NOTE: Please ignore any exception thrown with the output. It’s a known issue to be fixed.

If there is an error associated with ‘MPI_Init_thread’, please do export PMIX_MCA_gds=hash

When enable_kv_cache_reuse is set to true, the prompt_table_extra_id must be specified in the requests. The prompt_table_extra_id is a unique identifier representing the image (or prompt table), the same image uses the same id. The data type is uint64, and the minimum value is 1.

Kill the server#

pkill tritonserver

Supported image input types#

When programmatically preparing your own request for the server, note that ensemble:

  • image_input: a float16 5D tensor of shape [batch_size, num_images, num_channels, height, width] or [batch_size, num_images, height, width, num_channels] representing a batch of images already processed (via transformers AutoProcessor) for the vision encoder.

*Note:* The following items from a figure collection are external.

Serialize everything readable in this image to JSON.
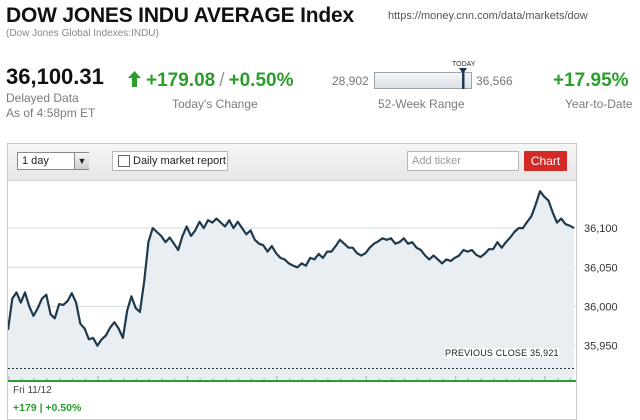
{
  "header": {
    "title": "DOW JONES INDU AVERAGE Index",
    "subtitle": "(Dow Jones Global Indexes:INDU)",
    "url": "https://money.cnn.com/data/markets/dow"
  },
  "quote": {
    "price": "36,100.31",
    "delayed": "Delayed Data",
    "as_of": "As of 4:58pm ET",
    "change": "+179.08",
    "change_pct": "+0.50%",
    "change_label": "Today's Change",
    "range_low": "28,902",
    "range_high": "36,566",
    "range_today_marker": "TODAY",
    "range_label": "52-Week Range",
    "ytd": "+17.95%",
    "ytd_label": "Year-to-Date"
  },
  "toolbar": {
    "period": "1 day",
    "daily_report": "Daily market report",
    "ticker_placeholder": "Add ticker",
    "chart_button": "Chart"
  },
  "chart_footer": {
    "date": "Fri 11/12",
    "change": "+179 | +0.50%"
  },
  "colors": {
    "up": "#2a9d2a",
    "line": "#1f3a4d",
    "fill": "#e9eef3",
    "button": "#d42a26"
  },
  "chart_data": {
    "type": "area",
    "y_ticks": [
      "36,100",
      "36,050",
      "36,000",
      "35,950"
    ],
    "ylim": [
      35905,
      36160
    ],
    "previous_close_label": "PREVIOUS CLOSE 35,921",
    "previous_close": 35921,
    "values": [
      35970,
      36010,
      36018,
      36005,
      36018,
      36000,
      35988,
      35998,
      36010,
      36015,
      35990,
      35985,
      36003,
      36002,
      36007,
      36017,
      36005,
      35978,
      35972,
      35958,
      35960,
      35950,
      35958,
      35963,
      35973,
      35980,
      35972,
      35960,
      35995,
      36013,
      35998,
      35993,
      36032,
      36082,
      36100,
      36095,
      36090,
      36082,
      36088,
      36080,
      36072,
      36090,
      36102,
      36090,
      36097,
      36108,
      36100,
      36110,
      36107,
      36112,
      36107,
      36102,
      36110,
      36100,
      36108,
      36100,
      36092,
      36097,
      36085,
      36080,
      36078,
      36070,
      36077,
      36068,
      36062,
      36060,
      36055,
      36052,
      36050,
      36055,
      36052,
      36062,
      36060,
      36067,
      36062,
      36070,
      36070,
      36077,
      36085,
      36080,
      36075,
      36075,
      36068,
      36065,
      36068,
      36075,
      36080,
      36083,
      36087,
      36085,
      36087,
      36080,
      36082,
      36087,
      36080,
      36082,
      36075,
      36072,
      36065,
      36060,
      36065,
      36060,
      36055,
      36060,
      36058,
      36062,
      36065,
      36072,
      36070,
      36072,
      36066,
      36063,
      36067,
      36073,
      36073,
      36082,
      36075,
      36082,
      36088,
      36095,
      36100,
      36100,
      36108,
      36115,
      36130,
      36147,
      36140,
      36135,
      36120,
      36107,
      36112,
      36105,
      36103,
      36100
    ]
  }
}
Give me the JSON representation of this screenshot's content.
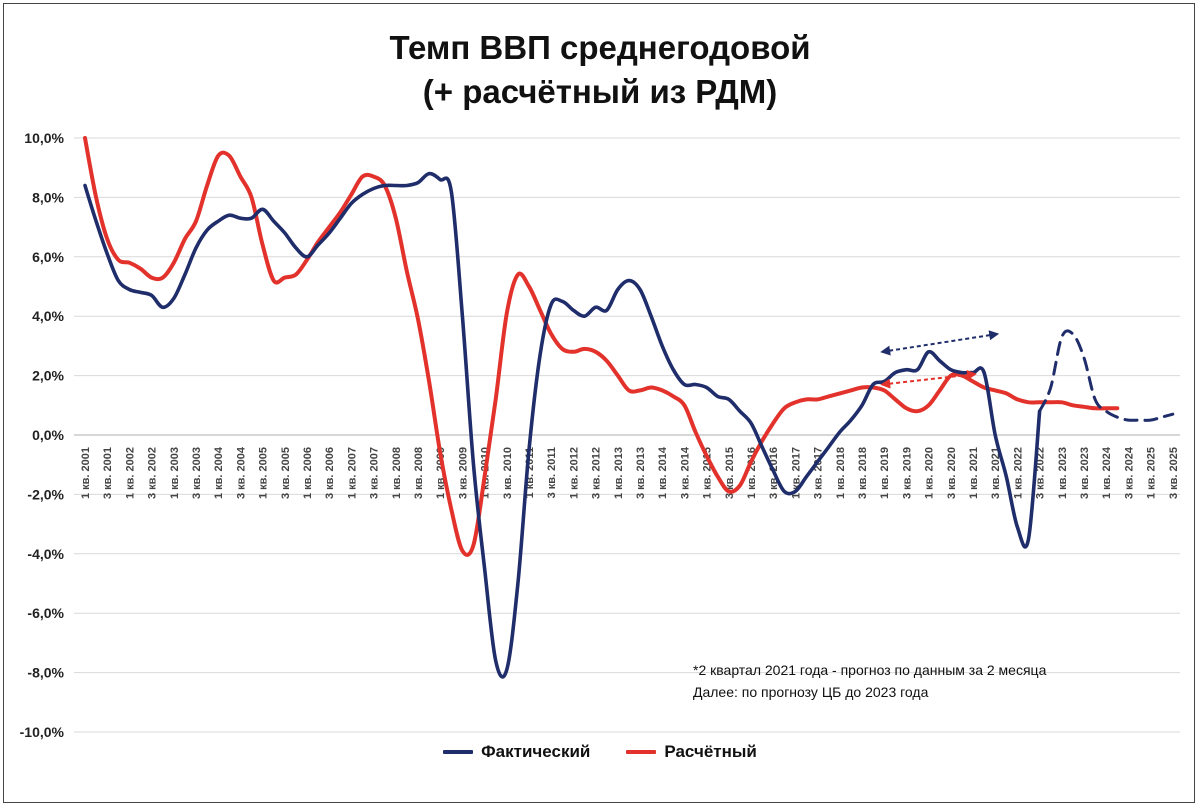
{
  "chart_title": {
    "line1": "Темп ВВП среднегодовой",
    "line2": "(+ расчётный из РДМ)"
  },
  "notes": {
    "line1": "*2 квартал 2021 года - прогноз по данным за 2 месяца",
    "line2": "Далее: по прогнозу ЦБ до 2023 года"
  },
  "legend": {
    "actual": "Фактический",
    "calculated": "Расчётный"
  },
  "colors": {
    "actual": "#1f2d6b",
    "calculated": "#e2322b",
    "grid": "#d9d9d9",
    "axis": "#bfbfbf"
  },
  "chart_data": {
    "type": "line",
    "x_tick_labels": [
      "1 кв. 2001",
      "3 кв. 2001",
      "1 кв. 2002",
      "3 кв. 2002",
      "1 кв. 2003",
      "3 кв. 2003",
      "1 кв. 2004",
      "3 кв. 2004",
      "1 кв. 2005",
      "3 кв. 2005",
      "1 кв. 2006",
      "3 кв. 2006",
      "1 кв. 2007",
      "3 кв. 2007",
      "1 кв. 2008",
      "3 кв. 2008",
      "1 кв. 2009",
      "3 кв. 2009",
      "1 кв. 2010",
      "3 кв. 2010",
      "1 кв. 2011",
      "3 кв. 2011",
      "1 кв. 2012",
      "3 кв. 2012",
      "1 кв. 2013",
      "3 кв. 2013",
      "1 кв. 2014",
      "3 кв. 2014",
      "1 кв. 2015",
      "3 кв. 2015",
      "1 кв. 2016",
      "3 кв. 2016",
      "1 кв. 2017",
      "3 кв. 2017",
      "1 кв. 2018",
      "3 кв. 2018",
      "1 кв. 2019",
      "3 кв. 2019",
      "1 кв. 2020",
      "3 кв. 2020",
      "1 кв. 2021",
      "3 кв. 2021",
      "1 кв. 2022",
      "3 кв. 2022",
      "1 кв. 2023",
      "3 кв. 2023",
      "1 кв. 2024",
      "3 кв. 2024",
      "1 кв. 2025",
      "3 кв. 2025"
    ],
    "y_tick_labels": [
      "10,0%",
      "8,0%",
      "6,0%",
      "4,0%",
      "2,0%",
      "0,0%",
      "-2,0%",
      "-4,0%",
      "-6,0%",
      "-8,0%",
      "-10,0%"
    ],
    "ylim": [
      -10,
      10
    ],
    "x_axis_crosses_at": 0,
    "grid": true,
    "legend_position": "bottom",
    "series": [
      {
        "name": "Фактический",
        "color": "#1f2d6b",
        "style": "solid",
        "values": [
          8.4,
          7.2,
          6.1,
          5.2,
          4.9,
          4.8,
          4.7,
          4.3,
          4.6,
          5.4,
          6.3,
          6.9,
          7.2,
          7.4,
          7.3,
          7.3,
          7.6,
          7.2,
          6.8,
          6.3,
          6.0,
          6.4,
          6.8,
          7.3,
          7.8,
          8.1,
          8.3,
          8.4,
          8.4,
          8.4,
          8.5,
          8.8,
          8.6,
          8.2,
          4.0,
          -1.0,
          -4.5,
          -7.6,
          -7.9,
          -5.0,
          -0.5,
          2.7,
          4.4,
          4.5,
          4.2,
          4.0,
          4.3,
          4.2,
          4.9,
          5.2,
          4.9,
          4.0,
          3.0,
          2.2,
          1.7,
          1.7,
          1.6,
          1.3,
          1.2,
          0.8,
          0.4,
          -0.4,
          -1.2,
          -1.9,
          -1.9,
          -1.4,
          -0.9,
          -0.4,
          0.1,
          0.5,
          1.0,
          1.7,
          1.8,
          2.1,
          2.2,
          2.2,
          2.8,
          2.5,
          2.2,
          2.1,
          2.1,
          2.1,
          0.0,
          -1.4,
          -3.1,
          -3.5,
          0.8
        ],
        "forecast": {
          "style": "dashed",
          "values": [
            1.6,
            3.3,
            3.4,
            2.6,
            1.2,
            0.8,
            0.6,
            0.5,
            0.5,
            0.5,
            0.6,
            0.7
          ]
        }
      },
      {
        "name": "Расчётный",
        "color": "#e2322b",
        "style": "solid",
        "values": [
          10.0,
          8.0,
          6.6,
          5.9,
          5.8,
          5.6,
          5.3,
          5.3,
          5.8,
          6.6,
          7.2,
          8.4,
          9.4,
          9.4,
          8.7,
          8.0,
          6.4,
          5.2,
          5.3,
          5.4,
          5.9,
          6.5,
          7.0,
          7.5,
          8.1,
          8.7,
          8.7,
          8.4,
          7.3,
          5.5,
          3.9,
          1.8,
          -0.6,
          -2.5,
          -3.9,
          -3.7,
          -1.4,
          1.2,
          4.1,
          5.4,
          5.0,
          4.2,
          3.4,
          2.9,
          2.8,
          2.9,
          2.8,
          2.5,
          2.0,
          1.5,
          1.5,
          1.6,
          1.5,
          1.3,
          1.0,
          0.1,
          -0.7,
          -1.4,
          -1.9,
          -1.7,
          -0.9,
          -0.2,
          0.4,
          0.9,
          1.1,
          1.2,
          1.2,
          1.3,
          1.4,
          1.5,
          1.6,
          1.6,
          1.5,
          1.2,
          0.9,
          0.8,
          1.0,
          1.5,
          2.0,
          2.0,
          1.8,
          1.6,
          1.5,
          1.4,
          1.2,
          1.1,
          1.1,
          1.1,
          1.1,
          1.0,
          0.95,
          0.9,
          0.9,
          0.9
        ]
      }
    ],
    "annotations": [
      {
        "type": "dashed-arrow",
        "color": "#1f2d6b",
        "from": {
          "x": "1 кв. 2019",
          "y": 2.8
        },
        "to": {
          "x": "3 кв. 2021",
          "y": 3.4
        }
      },
      {
        "type": "dashed-arrow",
        "color": "#e2322b",
        "from": {
          "x": "1 кв. 2019",
          "y": 1.7
        },
        "to": {
          "x": "1 кв. 2021",
          "y": 2.05
        }
      }
    ]
  }
}
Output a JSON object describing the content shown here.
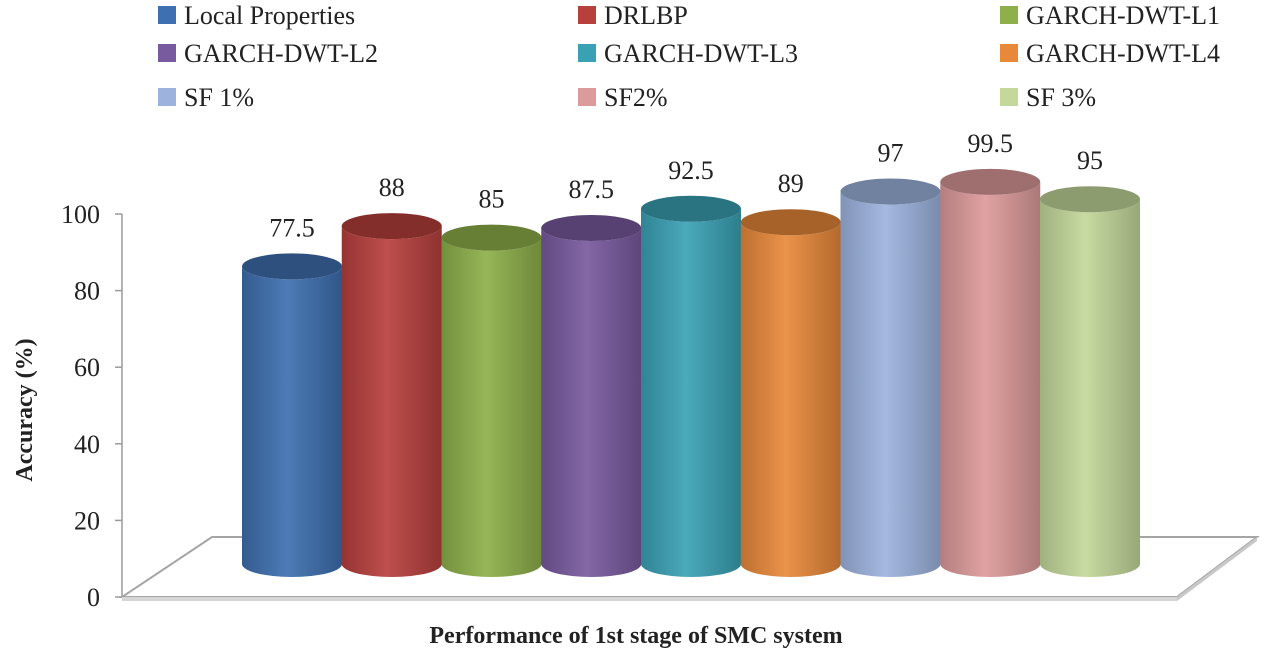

  • image_bytes_input: a uint8 5D tensor of shape [batch_size, num_images, num_channels, height, width] or [batch_size, num_images, height, width, num_channels] representing a batch of raw images.

  • image_url_input: a list of strings of shape [batch_size, num_images] representing a batch of image urls.

You may populate only one of these image inputs in a request. We suggest you use image_bytes_input when using grpc requests and image_url_input when sending http requests. For grpc requests where the client can preprocess images to reduce load on the server, use image_input. Note that tensorrt_llm_bls only supports image_input.